Language mixing is another issue exhibited by R1, limited by the RL component of training, which is proven effective for logic, but is insufficient for linguistic consistency. Without an SFT cold-start that anchors the model in a specific language, R1 tends to mix English and Chinese mid-thought (DeepSeek-AI, 2025). Human demonstrations remain essential for alignment here, even if not required for pure reasoning.

Using automatic "right or wrong" rewards also has a limit: it only works when the answer is unambiguous, like in math or coding. It becomes more difficult to use this method for tasks like creative writing or ethics, where there is no obvious correct answer.
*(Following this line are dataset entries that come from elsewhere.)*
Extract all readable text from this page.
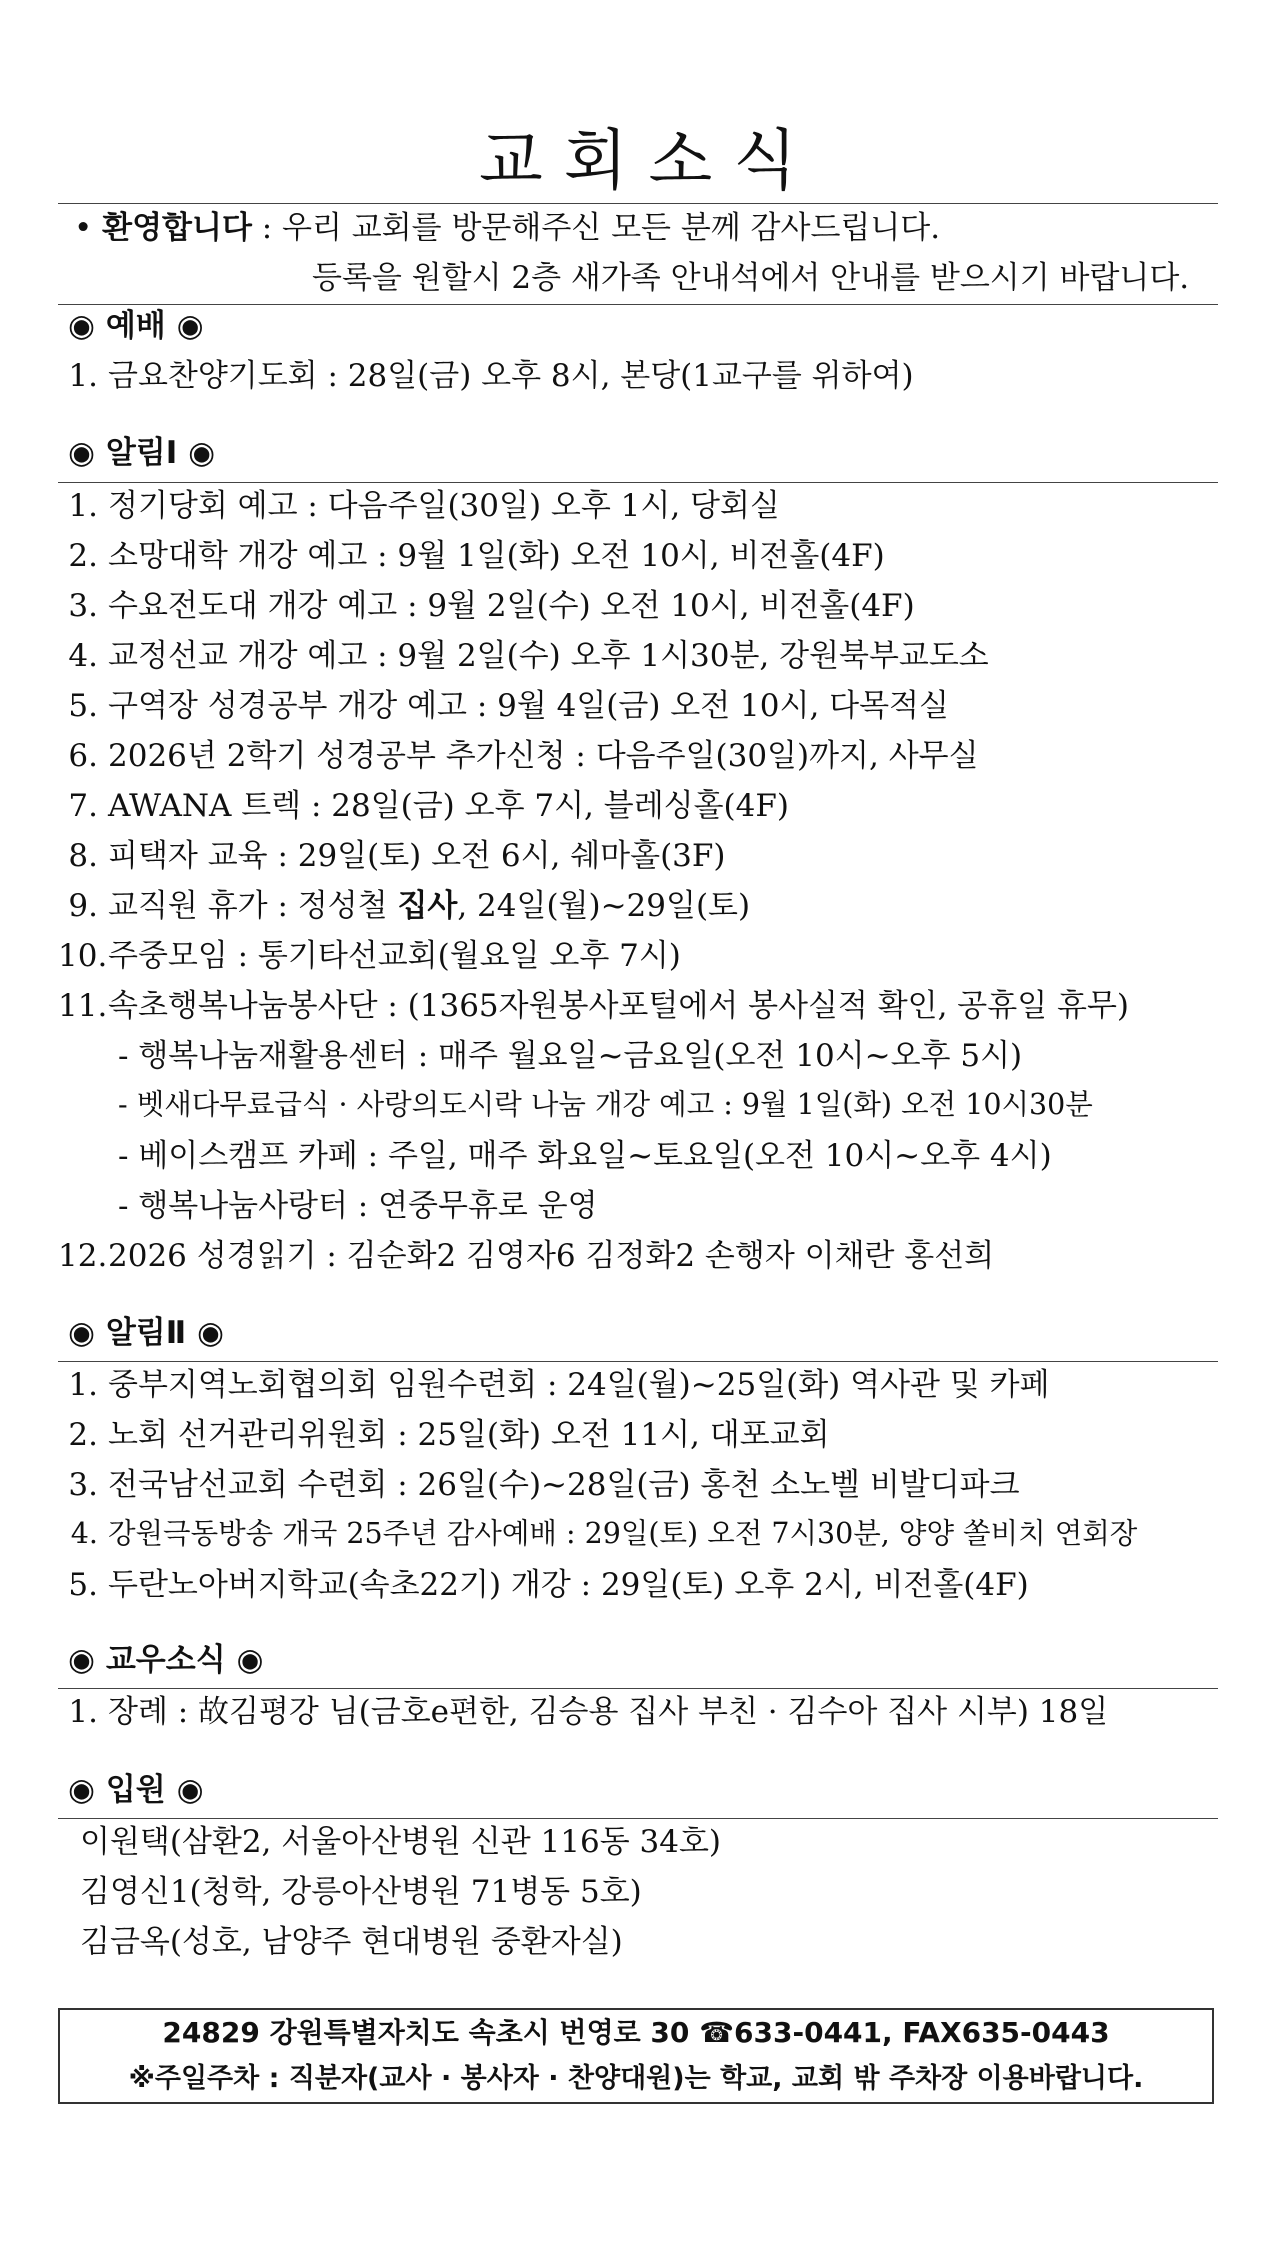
교 회 소 식
• 환영합니다 : 우리 교회를 방문해주신 모든 분께 감사드립니다.
등록을 원할시 2층 새가족 안내석에서 안내를 받으시기 바랍니다.
◉ 예배 ◉
1. 금요찬양기도회 : 28일(금) 오후 8시, 본당(1교구를 위하여)
◉ 알림Ⅰ ◉
1. 정기당회 예고 : 다음주일(30일) 오후 1시, 당회실
2. 소망대학 개강 예고 : 9월 1일(화) 오전 10시, 비전홀(4F)
3. 수요전도대 개강 예고 : 9월 2일(수) 오전 10시, 비전홀(4F)
4. 교정선교 개강 예고 : 9월 2일(수) 오후 1시30분, 강원북부교도소
5. 구역장 성경공부 개강 예고 : 9월 4일(금) 오전 10시, 다목적실
6. 2026년 2학기 성경공부 추가신청 : 다음주일(30일)까지, 사무실
7. AWANA 트렉 : 28일(금) 오후 7시, 블레싱홀(4F)
8. 피택자 교육 : 29일(토) 오전 6시, 쉐마홀(3F)
9. 교직원 휴가 : 정성철 집사, 24일(월)~29일(토)
10.주중모임 : 통기타선교회(월요일 오후 7시)
11.속초행복나눔봉사단 : (1365자원봉사포털에서 봉사실적 확인, 공휴일 휴무)
- 행복나눔재활용센터 : 매주 월요일~금요일(오전 10시~오후 5시)
- 벳새다무료급식 · 사랑의도시락 나눔 개강 예고 : 9월 1일(화) 오전 10시30분
- 베이스캠프 카페 : 주일, 매주 화요일~토요일(오전 10시~오후 4시)
- 행복나눔사랑터 : 연중무휴로 운영
12.2026 성경읽기 : 김순화2 김영자6 김정화2 손행자 이채란 홍선희
◉ 알림Ⅱ ◉
1. 중부지역노회협의회 임원수련회 : 24일(월)~25일(화) 역사관 및 카페
2. 노회 선거관리위원회 : 25일(화) 오전 11시, 대포교회
3. 전국남선교회 수련회 : 26일(수)~28일(금) 홍천 소노벨 비발디파크
4. 강원극동방송 개국 25주년 감사예배 : 29일(토) 오전 7시30분, 양양 쏠비치 연회장
5. 두란노아버지학교(속초22기) 개강 : 29일(토) 오후 2시, 비전홀(4F)
◉ 교우소식 ◉
1. 장례 : 故김평강 님(금호e편한, 김승용 집사 부친 · 김수아 집사 시부) 18일
◉ 입원 ◉
이원택(삼환2, 서울아산병원 신관 116동 34호)
김영신1(청학, 강릉아산병원 71병동 5호)
김금옥(성호, 남양주 현대병원 중환자실)
24829 강원특별자치도 속초시 번영로 30 ☎633-0441, FAX635-0443
※주일주차 : 직분자(교사 · 봉사자 · 찬양대원)는 학교, 교회 밖 주차장 이용바랍니다.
R1 performs well in zero-shot settings but can perform worse with few-shot examples (DeepSeek-AI, 2025). RL training optimizes for a hidden reasoning format that human-provided examples disrupt, causing a distribution shift the model cannot handle at inference time.

Conclusion

DeepSeek-R1 moves AI research from a black box of proprietary models toward peer-reviewed science and open methodology by releasing its weights and detailing the training process in a peer-reviewed paper. By surviving three rounds of review at Nature, the paper demonstrates that emergent reasoning is a reproducible approach induced by Group Relative Policy Optimization (GRPO) and verifiable rewards (DeepSeek-AI, 2025). The technique detailed in the paper produces a memory-efficient training loop without a critic, an important advancement for training reasoning models at a trillion-parameter scale. R1 proves that we can induce logical structure in LLMs without human-provided examples.

References

DeepSeek-AI. (2025). DeepSeek-R1 incentivizes LLMs' reasoning through reinforcement learning. Nature, 645(8081), 633–638. https://doi.org/10.1038/s41586-025-09422-z

DeepSeek-AI. (2025). DeepSeek-R1: Incentivizing reasoning capability in LLMs via reinforcement learning. arXiv preprint arXiv:2501.12948.